Lethality is due to late diagnosis, early metastasis and therapeutic resistance. A hallmark characteristic of PDA
is the robust fibroinflammatory and suppressive tumor microenvironment that compresses blood vessels and
restricts drug access. This tumor microenvironment is also believed to interfere with immunotherapies, which are
transforming the standard of care for many other cancer indications. Tumor-antigen specific T cells are
responsible for mediating the therapeutic effects of immunotherapy. While much has been learned about
suppressive cells within the pancreatic tumor microenvironment, factors that impact the differentiation program
of antigen-specific T cells and their antitumor activity is markedly understudied in this disease. We created a
novel engineered T cell therapy that shows marked anti-tumor and anti-stromal activity in an aggressive and
difficult to treat genetically engineered PDA animal model that recapitulates many aspects of the human disease,
including response to immunotherapy. T cells engineered to express a tumor-reactive T cell receptor specific to
mesothelin, which is highly expressed by tumor cells yet poorly expressed by normal cells, is safe, destroys the
stroma, alters myeloid cell composition, induces objective responses, and significantly prolongs animal survival.

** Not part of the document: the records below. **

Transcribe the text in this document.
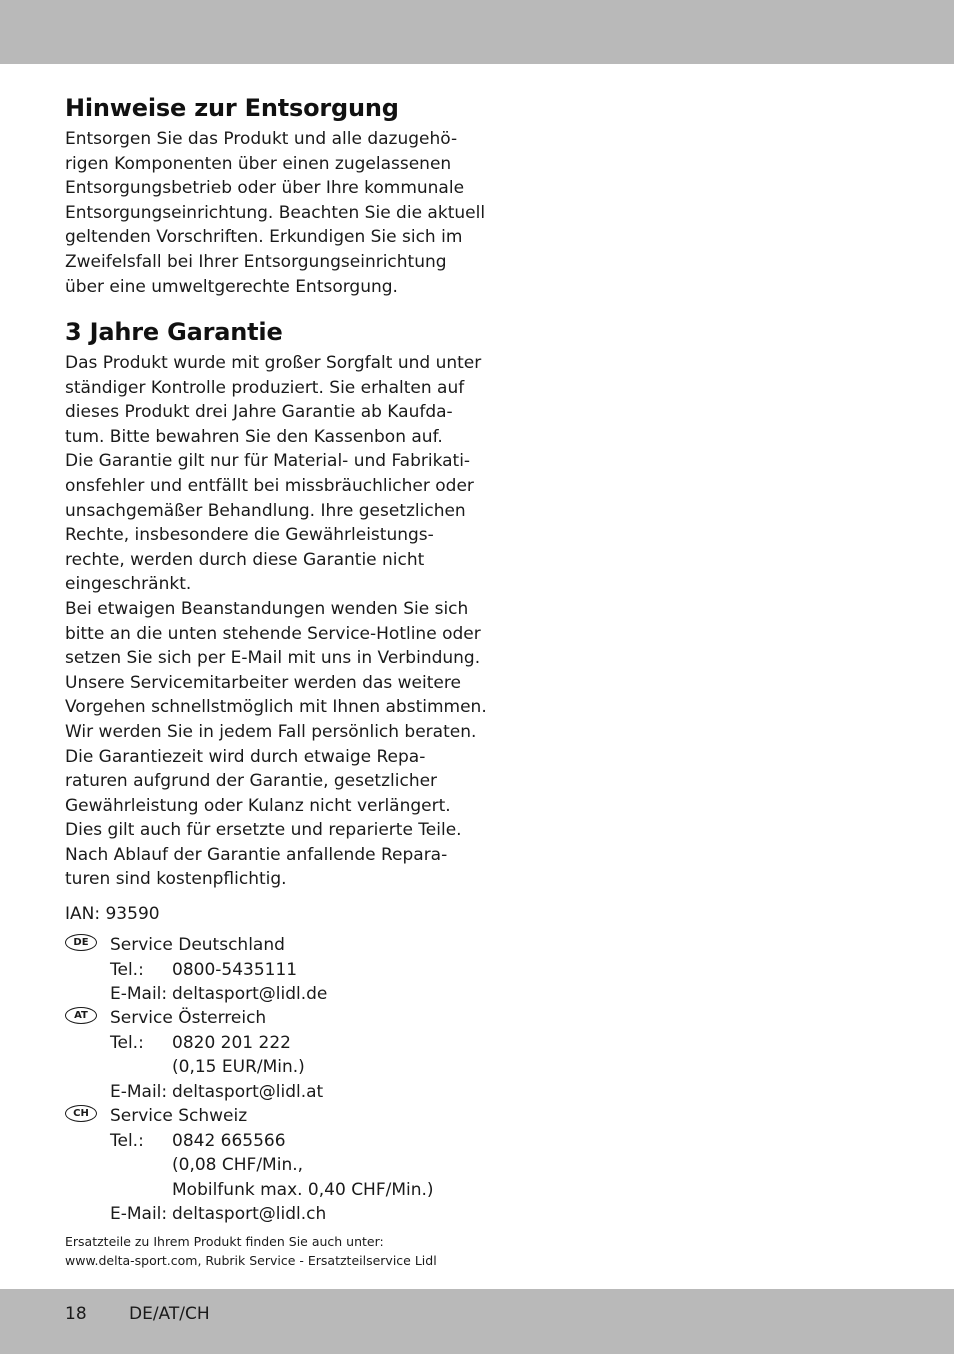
Hinweise zur Entsorgung

Entsorgen Sie das Produkt und alle dazugehö-
rigen Komponenten über einen zugelassenen
Entsorgungsbetrieb oder über Ihre kommunale
Entsorgungseinrichtung. Beachten Sie die aktuell
geltenden Vorschriften. Erkundigen Sie sich im
Zweifelsfall bei Ihrer Entsorgungseinrichtung
über eine umweltgerechte Entsorgung.

3 Jahre Garantie

Das Produkt wurde mit großer Sorgfalt und unter
ständiger Kontrolle produziert. Sie erhalten auf
dieses Produkt drei Jahre Garantie ab Kaufda-
tum. Bitte bewahren Sie den Kassenbon auf.
Die Garantie gilt nur für Material- und Fabrikati-
onsfehler und entfällt bei missbräuchlicher oder
unsachgemäßer Behandlung. Ihre gesetzlichen
Rechte, insbesondere die Gewährleistungs-
rechte, werden durch diese Garantie nicht
eingeschränkt.
Bei etwaigen Beanstandungen wenden Sie sich
bitte an die unten stehende Service-Hotline oder
setzen Sie sich per E-Mail mit uns in Verbindung.
Unsere Servicemitarbeiter werden das weitere
Vorgehen schnellstmöglich mit Ihnen abstimmen.
Wir werden Sie in jedem Fall persönlich beraten.
Die Garantiezeit wird durch etwaige Repa-
raturen aufgrund der Garantie, gesetzlicher
Gewährleistung oder Kulanz nicht verlängert.
Dies gilt auch für ersetzte und reparierte Teile.
Nach Ablauf der Garantie anfallende Repara-
turen sind kostenpflichtig.

IAN: 93590
DE	Service Deutschland
Tel.:	0800-5435111
E-Mail: deltasport@lidl.de
AT	Service Österreich
Tel.:	0820 201 222
(0,15 EUR/Min.)
E-Mail: deltasport@lidl.at
CH	Service Schweiz
Tel.:	0842 665566
(0,08 CHF/Min.,
Mobilfunk max. 0,40 CHF/Min.)
E-Mail: deltasport@lidl.ch
Ersatzteile zu Ihrem Produkt finden Sie auch unter:
www.delta-sport.com, Rubrik Service - Ersatzteilservice Lidl
18 DE/AT/CH
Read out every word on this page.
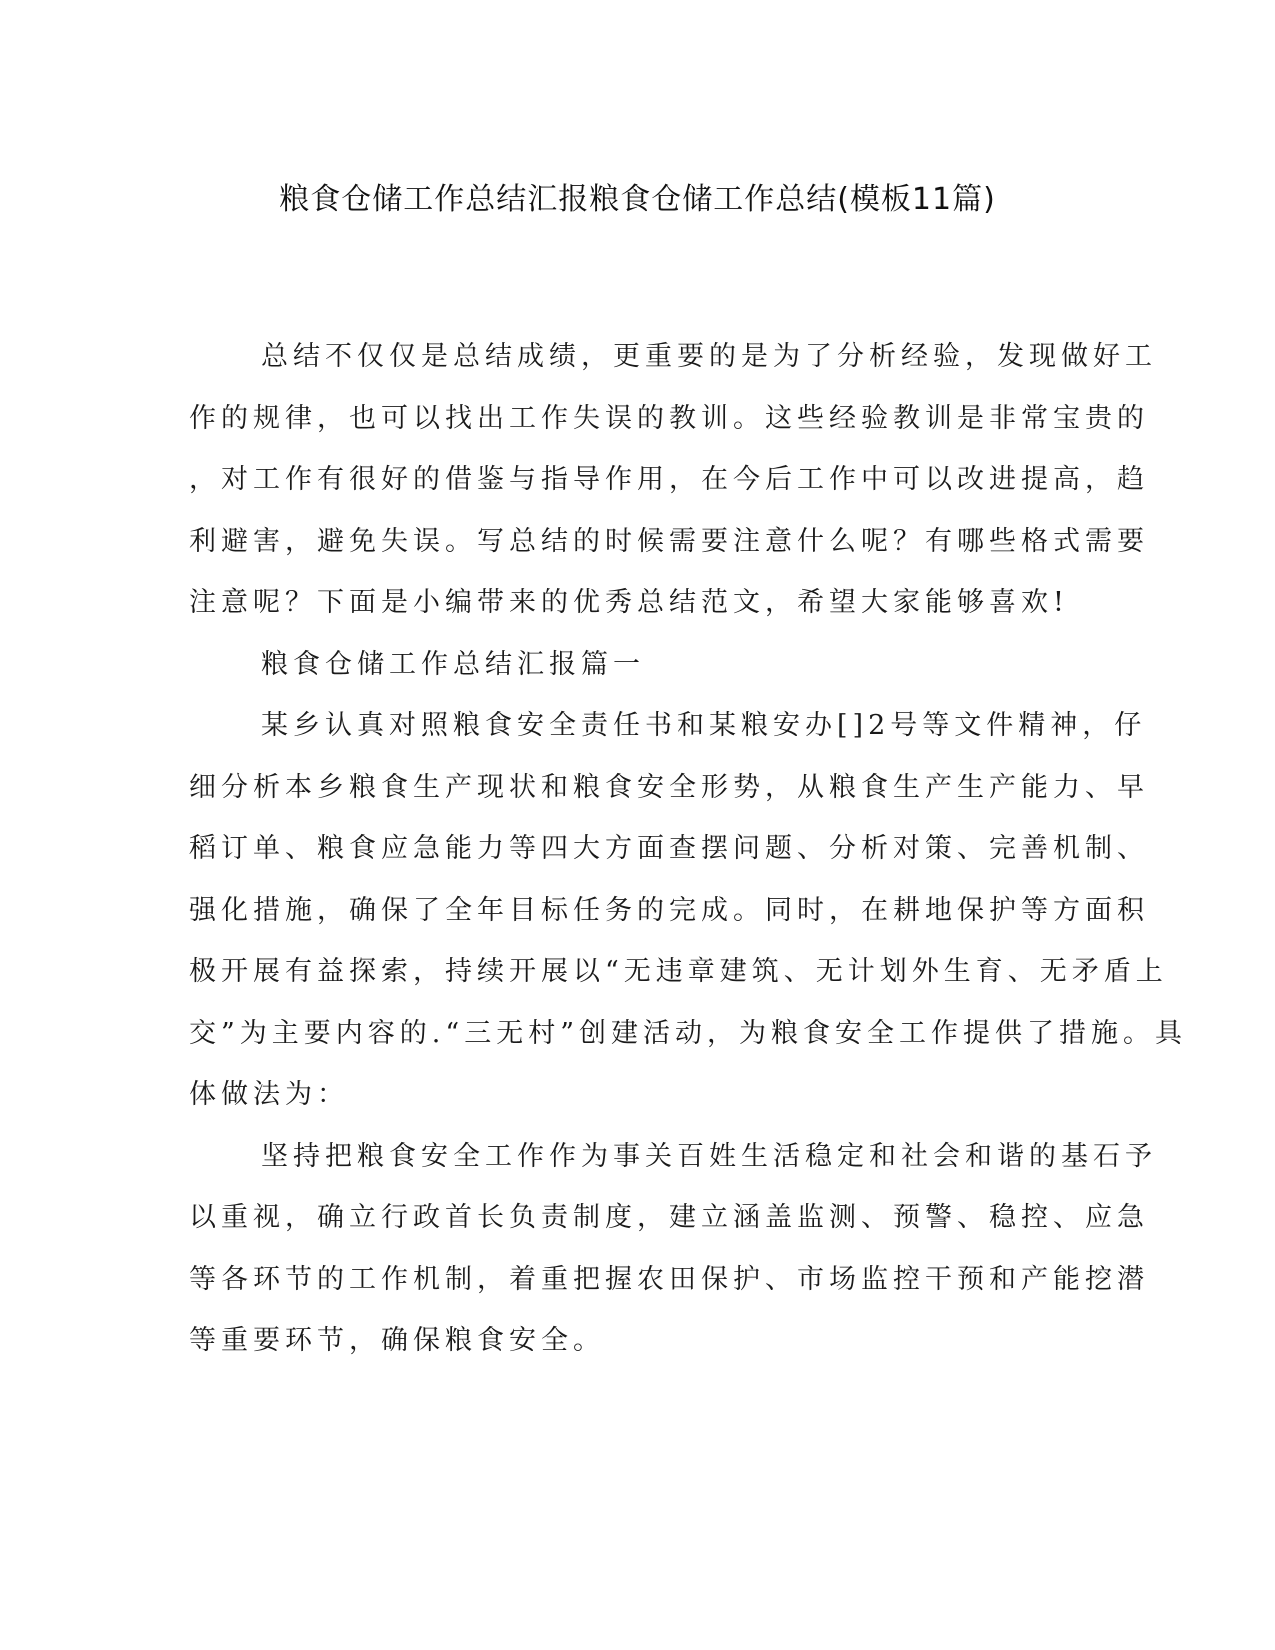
粮食仓储工作总结汇报粮食仓储工作总结(模板11篇)

总结不仅仅是总结成绩，更重要的是为了分析经验，发现做好工
作的规律，也可以找出工作失误的教训。这些经验教训是非常宝贵的
，对工作有很好的借鉴与指导作用，在今后工作中可以改进提高，趋
利避害，避免失误。写总结的时候需要注意什么呢？有哪些格式需要
注意呢？下面是小编带来的优秀总结范文，希望大家能够喜欢!

粮食仓储工作总结汇报篇一

某乡认真对照粮食安全责任书和某粮安办[]2号等文件精神，仔
细分析本乡粮食生产现状和粮食安全形势，从粮食生产生产能力、早
稻订单、粮食应急能力等四大方面查摆问题、分析对策、完善机制、
强化措施，确保了全年目标任务的完成。同时，在耕地保护等方面积
极开展有益探索，持续开展以“无违章建筑、无计划外生育、无矛盾上
交”为主要内容的.“三无村”创建活动，为粮食安全工作提供了措施。具
体做法为：

坚持把粮食安全工作作为事关百姓生活稳定和社会和谐的基石予
以重视，确立行政首长负责制度，建立涵盖监测、预警、稳控、应急
等各环节的工作机制，着重把握农田保护、市场监控干预和产能挖潜
等重要环节，确保粮食安全。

Notably, engineered T cells preferentially accumulate in primary tumors and metastasis, challenging the dogma
that PDA is immune privileged. Based on this efficacy, candidate T cell receptors specific to mesothelin for use
in patients have been identified leading to a Phase 1 clinical trial. However, despite engineered T cell persistence
and significant antitumor activity in vivo, a principle obstacle to cure is the progressive loss of engineered T cell
function within the suppressive pancreatic tumor microenvironment. While T cell functionality and differentiation
are well-studied in other cancer indications, little is understood regarding how the pancreatic tumor
microenvironment impacts tumor antigen-specific T cells. Here, we incorporate innovative tools we have
developed to identify mechanistically how engineered T cells mediate stromal remodeling, how the tumor adapts
and evades anti-tumor T cells, and then use this knowledge to develop a cutting edge engineered T cell therapy
for patient treatment with strategic advancements as compared to most cell engineering approaches. Our
Specific Aims are to: (1) Identify how engineered T cells mediate stromal remodeling, (2) Identify the contribution
of TCR affinity and the tumor microenvironment on T cell differentiation and functionality, and (3) Test the safety
and efficacy of a novel cell engineering approach for targeting solid tumors. Our studies will identify
characteristics of T cells and the tumor microenvironment that produce durable antitumor responses during
immunotherapy to create safe and durable clinical opportunities for pancreatic cancer patient treatment.